Après le drame de novembre 1978 puis de nombreuses années passées à Tahiti, quasi abandonné, «Club Méditerranée» est acheté à petit prix par Bernard Tapie à Teura Krauze, la compagne d’Alain Colas qui n’a plus les moyens de l’entretenir.
L’homme d’affaires le rebaptise Phocéa en hommage à la ville de Marseille, et en fait, après 4 ans de travaux et 68 millions de francs d’investissements dirigés par son architecte concepteur Michel Bigoin, un navire de luxe équipé de cabines, de salons, d’espaces sportifs et ludiques... En 1997, la milliardaire Mouna Ayoub rachète Phocéa pour 6 millions d’euros, le ré-aménage pour 17 millions de dollars, en fait son adresse personnelle et le loue jusqu’à 210 000 € par semaine. Il a énsuite été racheté par "Xavier Niel, fondateur de Free, associé aux frères Rosenblum créateurs du site Pixmania pour une somme estimée à 10 millions d’euros" (source Voiles et Voiliers / Ouest-France). Le Phocéa a pris feu le 18 février 2021 en Malaisie avant de sombrer. Triste destin pour un formidable quatre-mâts de 72 mètres, symbole du génie français qui rend tous ceux qui aiment Alain Colas et rêvaient de revoir ce bateau mythique revenir en France, plus tristes encore.
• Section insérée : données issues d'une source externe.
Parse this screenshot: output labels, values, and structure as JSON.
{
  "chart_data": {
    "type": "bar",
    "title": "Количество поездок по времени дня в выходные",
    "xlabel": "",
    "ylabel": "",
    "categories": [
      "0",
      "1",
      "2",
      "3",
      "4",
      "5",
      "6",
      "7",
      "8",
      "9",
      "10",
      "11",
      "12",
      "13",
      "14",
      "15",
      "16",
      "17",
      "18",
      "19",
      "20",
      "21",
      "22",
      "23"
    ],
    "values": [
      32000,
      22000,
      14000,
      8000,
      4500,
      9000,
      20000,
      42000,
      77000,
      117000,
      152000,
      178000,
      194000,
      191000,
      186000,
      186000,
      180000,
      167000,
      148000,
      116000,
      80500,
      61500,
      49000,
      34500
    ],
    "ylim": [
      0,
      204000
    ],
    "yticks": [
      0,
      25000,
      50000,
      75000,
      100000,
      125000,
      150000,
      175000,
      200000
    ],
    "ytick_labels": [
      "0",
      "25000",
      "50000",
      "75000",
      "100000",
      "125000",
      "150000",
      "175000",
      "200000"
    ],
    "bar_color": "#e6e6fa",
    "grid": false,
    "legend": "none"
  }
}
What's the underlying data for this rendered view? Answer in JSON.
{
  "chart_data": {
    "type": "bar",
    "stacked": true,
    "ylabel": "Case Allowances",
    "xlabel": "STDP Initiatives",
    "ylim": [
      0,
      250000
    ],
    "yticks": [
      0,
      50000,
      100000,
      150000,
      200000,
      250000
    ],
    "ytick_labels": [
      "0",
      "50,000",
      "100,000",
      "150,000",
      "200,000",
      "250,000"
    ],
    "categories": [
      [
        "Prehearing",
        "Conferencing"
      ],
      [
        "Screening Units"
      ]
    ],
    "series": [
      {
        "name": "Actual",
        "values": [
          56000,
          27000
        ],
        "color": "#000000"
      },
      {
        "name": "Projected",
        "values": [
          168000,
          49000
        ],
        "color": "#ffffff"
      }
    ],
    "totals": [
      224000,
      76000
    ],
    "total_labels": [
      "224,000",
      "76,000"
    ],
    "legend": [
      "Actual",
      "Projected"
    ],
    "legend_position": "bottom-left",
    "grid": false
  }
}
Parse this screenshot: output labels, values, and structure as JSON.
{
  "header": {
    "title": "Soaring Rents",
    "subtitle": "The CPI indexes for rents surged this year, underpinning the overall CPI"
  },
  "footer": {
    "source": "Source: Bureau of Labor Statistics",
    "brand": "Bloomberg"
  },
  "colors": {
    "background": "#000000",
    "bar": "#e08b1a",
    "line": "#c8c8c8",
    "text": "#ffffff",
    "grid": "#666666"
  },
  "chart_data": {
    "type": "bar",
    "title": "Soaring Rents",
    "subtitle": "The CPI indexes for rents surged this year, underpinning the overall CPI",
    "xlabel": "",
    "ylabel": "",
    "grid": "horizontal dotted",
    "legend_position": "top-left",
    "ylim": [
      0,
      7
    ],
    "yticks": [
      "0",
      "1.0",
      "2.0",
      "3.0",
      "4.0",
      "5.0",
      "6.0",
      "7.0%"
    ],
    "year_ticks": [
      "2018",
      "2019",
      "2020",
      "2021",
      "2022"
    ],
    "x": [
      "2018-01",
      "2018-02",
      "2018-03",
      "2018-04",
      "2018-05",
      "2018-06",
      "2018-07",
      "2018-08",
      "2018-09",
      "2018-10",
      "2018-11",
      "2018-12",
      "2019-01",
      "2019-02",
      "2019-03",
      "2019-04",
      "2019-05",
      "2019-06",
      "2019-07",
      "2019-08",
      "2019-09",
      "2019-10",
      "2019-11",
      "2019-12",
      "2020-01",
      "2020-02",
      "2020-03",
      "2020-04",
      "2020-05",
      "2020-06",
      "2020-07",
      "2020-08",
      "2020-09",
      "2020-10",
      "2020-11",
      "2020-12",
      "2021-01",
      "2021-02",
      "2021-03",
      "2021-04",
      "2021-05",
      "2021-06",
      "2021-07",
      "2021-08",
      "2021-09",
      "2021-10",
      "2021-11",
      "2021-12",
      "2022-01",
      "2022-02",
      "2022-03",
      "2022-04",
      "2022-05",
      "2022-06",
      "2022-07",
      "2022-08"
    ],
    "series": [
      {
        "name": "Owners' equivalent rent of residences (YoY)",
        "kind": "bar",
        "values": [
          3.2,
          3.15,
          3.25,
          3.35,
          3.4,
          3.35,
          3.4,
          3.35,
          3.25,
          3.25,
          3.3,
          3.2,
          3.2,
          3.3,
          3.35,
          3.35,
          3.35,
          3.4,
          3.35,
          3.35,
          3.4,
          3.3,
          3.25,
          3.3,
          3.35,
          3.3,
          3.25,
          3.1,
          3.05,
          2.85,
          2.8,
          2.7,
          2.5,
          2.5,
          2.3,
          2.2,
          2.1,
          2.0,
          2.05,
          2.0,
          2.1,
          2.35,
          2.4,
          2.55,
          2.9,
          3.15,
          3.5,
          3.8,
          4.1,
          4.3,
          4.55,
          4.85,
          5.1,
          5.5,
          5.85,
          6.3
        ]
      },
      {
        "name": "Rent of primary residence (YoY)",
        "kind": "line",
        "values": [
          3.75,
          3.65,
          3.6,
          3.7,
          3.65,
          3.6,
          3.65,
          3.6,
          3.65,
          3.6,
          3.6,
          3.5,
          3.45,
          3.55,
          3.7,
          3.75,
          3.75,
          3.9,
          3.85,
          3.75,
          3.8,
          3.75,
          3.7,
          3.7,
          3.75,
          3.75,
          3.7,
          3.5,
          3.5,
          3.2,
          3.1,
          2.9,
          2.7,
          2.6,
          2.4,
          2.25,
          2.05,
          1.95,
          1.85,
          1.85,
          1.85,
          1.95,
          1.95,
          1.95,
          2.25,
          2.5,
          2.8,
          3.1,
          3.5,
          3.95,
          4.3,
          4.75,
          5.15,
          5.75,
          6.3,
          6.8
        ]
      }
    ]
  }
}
Pour l'anecdote, quand Bernard Tapie avait acheté le Club Med, il avait, sur le chemin du retour, battu le record de Charlie Barr de la traversée de l'Atlantique dans le sens Amérique Europe. Un record qu'Alain Colas avait lui-même tenté de battre sans succès (lors de son retour de sa Transat victorieuse) avec Manureva en 1972.
Des Boers à Saïgon, le grand-père aventurier
Dans leur jeunesse, Alain et Jean-François Colas adoraient que leurs parents racontent les exploits de leur grand-père maternel parti très jeune à Madagascar où il devint l'interprète de la reine Ranavalona avant de partir combattre les Boers du côté de l'Afrique du Sud, d’aller explorer les peuples Moïs en Cochinchine et de finir capitaine du port de Saïgon !
De quoi alimenter la soif d’aventures d’Alain qui allait, avec son frère pour bras droit, révolutionner le monde de la voile sportive et la faire devenir ce qu’elle est aujourd’hui.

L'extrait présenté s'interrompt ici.